Hi jst42day! There are many different ways to backup your data, as you have mentioned some already. I think the best advice I can give is to "share" and let you decide.
Once upon a time, I was 'blind' to the computer and the needs of maintenance and backup that it has. I lost everything in one of those rare, catastrophic mechanical hard drive failures (thus, no SMART warnings...). I lost years of digital photos, all my business files, the lot, you name it. I now have the following:
* OS on C: partition (40gig), all data (files/pictures) on D: partition (rest of drive). This is an extremely helpful option, as sometimes the OS (in my case, XP Home) decides to be naughty and you need to re-install. I am never worried about this, as my data is safe on D: partition. I happily wipe C: and install away...
* 80gig USB external backup hard drive, to which I regularly copy all D: this takes about 10 minutes, maybe a little longer, so I try and do it minimum once a week. Thus, in case of mechanical failure again, I have everything on another separate drive.
* About once a month, I burn all of D: to blank dvd's as well, this gives me an extra copy of all my files. I have all my dvd's stored in a proper disc case away from the computer. This ensures that if I have two mechanical failures, or my computer blows up in flames and burns my external next to it as well, I still have a fairly recent copy of my data.

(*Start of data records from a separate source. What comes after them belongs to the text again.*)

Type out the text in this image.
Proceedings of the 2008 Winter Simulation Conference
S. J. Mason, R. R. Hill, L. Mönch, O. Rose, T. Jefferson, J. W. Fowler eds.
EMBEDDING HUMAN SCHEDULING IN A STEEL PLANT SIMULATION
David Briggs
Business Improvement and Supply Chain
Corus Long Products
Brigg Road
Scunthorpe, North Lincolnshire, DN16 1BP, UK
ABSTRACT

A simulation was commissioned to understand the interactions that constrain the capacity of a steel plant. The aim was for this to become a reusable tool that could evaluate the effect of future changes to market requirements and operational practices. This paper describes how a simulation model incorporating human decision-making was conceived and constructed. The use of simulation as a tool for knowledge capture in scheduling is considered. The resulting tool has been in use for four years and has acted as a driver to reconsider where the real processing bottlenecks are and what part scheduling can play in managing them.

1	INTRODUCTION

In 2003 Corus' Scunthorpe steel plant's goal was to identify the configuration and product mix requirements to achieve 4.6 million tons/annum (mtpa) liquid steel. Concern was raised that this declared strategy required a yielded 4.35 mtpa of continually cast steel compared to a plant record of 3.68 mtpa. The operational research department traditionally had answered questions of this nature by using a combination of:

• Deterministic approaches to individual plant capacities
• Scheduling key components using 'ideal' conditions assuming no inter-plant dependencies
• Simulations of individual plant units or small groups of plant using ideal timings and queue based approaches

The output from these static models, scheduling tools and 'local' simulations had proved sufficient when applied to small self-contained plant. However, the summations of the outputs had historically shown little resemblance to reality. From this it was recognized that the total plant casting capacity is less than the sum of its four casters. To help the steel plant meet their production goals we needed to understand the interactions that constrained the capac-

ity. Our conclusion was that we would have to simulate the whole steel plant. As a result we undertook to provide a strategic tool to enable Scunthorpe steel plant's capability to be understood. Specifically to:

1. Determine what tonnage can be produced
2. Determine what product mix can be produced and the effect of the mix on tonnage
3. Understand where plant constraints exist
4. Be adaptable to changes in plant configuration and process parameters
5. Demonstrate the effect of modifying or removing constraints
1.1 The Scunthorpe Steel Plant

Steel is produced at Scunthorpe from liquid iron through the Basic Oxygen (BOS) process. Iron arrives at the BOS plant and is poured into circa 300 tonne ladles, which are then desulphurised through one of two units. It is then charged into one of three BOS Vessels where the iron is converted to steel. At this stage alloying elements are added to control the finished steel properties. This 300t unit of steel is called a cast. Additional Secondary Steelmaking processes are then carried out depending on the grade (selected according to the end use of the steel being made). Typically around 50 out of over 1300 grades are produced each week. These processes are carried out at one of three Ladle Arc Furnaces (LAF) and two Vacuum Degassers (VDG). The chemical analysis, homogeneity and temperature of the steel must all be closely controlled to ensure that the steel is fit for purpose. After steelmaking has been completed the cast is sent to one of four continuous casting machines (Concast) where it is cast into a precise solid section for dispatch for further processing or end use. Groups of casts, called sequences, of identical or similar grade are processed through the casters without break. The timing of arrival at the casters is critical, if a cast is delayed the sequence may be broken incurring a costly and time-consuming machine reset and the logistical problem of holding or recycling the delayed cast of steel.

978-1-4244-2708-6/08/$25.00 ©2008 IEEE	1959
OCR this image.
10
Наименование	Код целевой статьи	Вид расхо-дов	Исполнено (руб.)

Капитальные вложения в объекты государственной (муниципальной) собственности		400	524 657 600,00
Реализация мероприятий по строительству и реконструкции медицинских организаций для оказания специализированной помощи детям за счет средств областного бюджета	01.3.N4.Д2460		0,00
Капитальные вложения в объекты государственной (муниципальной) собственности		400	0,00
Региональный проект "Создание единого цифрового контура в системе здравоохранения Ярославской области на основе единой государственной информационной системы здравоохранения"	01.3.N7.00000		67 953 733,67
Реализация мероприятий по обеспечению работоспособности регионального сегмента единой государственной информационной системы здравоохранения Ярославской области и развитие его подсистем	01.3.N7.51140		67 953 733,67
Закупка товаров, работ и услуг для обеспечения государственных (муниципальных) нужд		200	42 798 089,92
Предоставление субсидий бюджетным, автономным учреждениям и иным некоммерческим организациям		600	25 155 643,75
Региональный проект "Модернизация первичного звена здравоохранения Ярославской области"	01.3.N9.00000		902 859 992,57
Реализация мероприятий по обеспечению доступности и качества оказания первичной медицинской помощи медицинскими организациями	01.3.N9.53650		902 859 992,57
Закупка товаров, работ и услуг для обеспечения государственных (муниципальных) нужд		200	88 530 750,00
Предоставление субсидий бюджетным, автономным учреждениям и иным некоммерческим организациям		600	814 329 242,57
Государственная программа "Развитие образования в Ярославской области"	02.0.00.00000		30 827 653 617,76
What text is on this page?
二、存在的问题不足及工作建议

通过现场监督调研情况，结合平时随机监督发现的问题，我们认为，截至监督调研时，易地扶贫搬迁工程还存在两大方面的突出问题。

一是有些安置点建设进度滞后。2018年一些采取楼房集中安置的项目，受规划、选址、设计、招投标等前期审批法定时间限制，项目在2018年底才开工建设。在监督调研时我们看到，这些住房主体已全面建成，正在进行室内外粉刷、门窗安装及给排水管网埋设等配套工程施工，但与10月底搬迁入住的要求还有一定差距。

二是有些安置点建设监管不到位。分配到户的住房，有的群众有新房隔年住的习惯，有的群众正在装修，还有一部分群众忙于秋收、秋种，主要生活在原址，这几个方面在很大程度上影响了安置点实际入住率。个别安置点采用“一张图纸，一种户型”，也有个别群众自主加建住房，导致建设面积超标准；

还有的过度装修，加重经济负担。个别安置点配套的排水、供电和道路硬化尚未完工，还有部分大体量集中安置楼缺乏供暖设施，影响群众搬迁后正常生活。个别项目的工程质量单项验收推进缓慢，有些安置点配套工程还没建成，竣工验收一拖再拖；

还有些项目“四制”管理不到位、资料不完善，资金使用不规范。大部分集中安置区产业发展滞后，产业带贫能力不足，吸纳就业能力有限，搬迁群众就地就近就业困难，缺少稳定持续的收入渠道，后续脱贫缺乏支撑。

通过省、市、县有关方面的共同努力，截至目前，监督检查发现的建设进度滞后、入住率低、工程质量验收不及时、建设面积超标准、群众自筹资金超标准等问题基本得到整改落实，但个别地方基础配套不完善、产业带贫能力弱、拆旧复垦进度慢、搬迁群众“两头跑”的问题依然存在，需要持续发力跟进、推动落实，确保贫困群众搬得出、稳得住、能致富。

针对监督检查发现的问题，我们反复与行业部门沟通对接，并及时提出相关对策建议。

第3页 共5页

* Windows Live Mail (formerly Hotmail): I e-mail myself the most critical of my business files, so they are stored on the web. My most critical files are not very large in size, so this is easy for me. If I had large files, I would consider a web backup solution.
I hope this helps! I have also heard that imaging software is good, as is using a RAID (I think it's 1, where it copies everything to both disks at once). Whatever you do, just make sure that you keep everything (backups, maintenance) up to date. As you can see in my "share", I have many different options for my data, as I'm sure on a rare occasion you could lose both the original and the backup, and then you are back to square one!